Untuk sejenak, tidak ada percakapan di meja makan itu. Semua orang fokus dengan makanannya masing-masing, tampak si kecil Biel juga makan dengan tenang di samping ibunya. Hanya suara dentingan piring dan sendok serta garpu yang saling beradu menggema di ruang makan itu.

"Eung, Ayah, Bunda . . . ." Panggil Biru tiba-tiba memecah keheningan. Semua orang refleks mengalihkan perhatian padanya.

"Iya, kenapa, Bi?" Sahut Ayah menghentikan sejenak kegiatan makannya.

"Maaf, habis ini aku mau bawa Jingga pulang ke rumah Mama-Papa." Jawab Biru memberitahukan niatnya untuk pulang setelah sarapan.

Ayah dan Bunda terdiam untuk beberapa saat, mereka tampak terkejut mendengar penuturan Biru.

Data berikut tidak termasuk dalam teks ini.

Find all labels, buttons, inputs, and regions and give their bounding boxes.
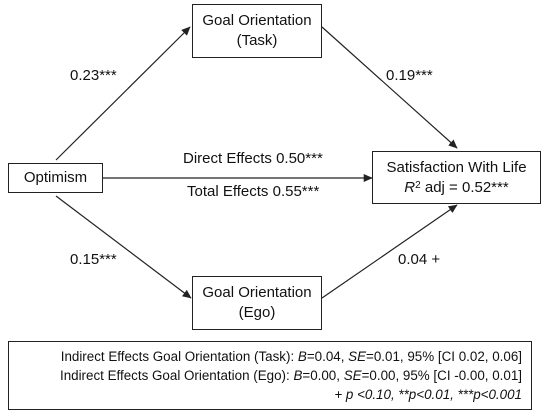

"Kenapa terburu-buru, Bi?" Tanya Bunda terdengar protes. "Kalian bisa menginap dulu di sini setidaknya satu atau dua hari lagi." Serunya kemudian.

Walau bagaimanapun, Bunda masih belum bisa melepas pergi putri satu-satunya begitu saja, Bunda masih merindukannya. Terlebih setelah hari pernikahannya beberapa waktu lalu, Bunda belum bertemu lagi dengan Jingga. Tidak boleh, dia masih ingin melihat putrinya di rumah ini dan bermanja-manja dengannya.

"Maaf, Bunda." Sesal Biru yang melihat raut wajah Bunda tampak memelas.

"Tapi–"

"Bunda." Sela Ayah menghentikan ucapan istrinya. Ayah harap Bunda mengerti jika sekarang mereka tidak memiliki hak sama sekali terhadap Jingga.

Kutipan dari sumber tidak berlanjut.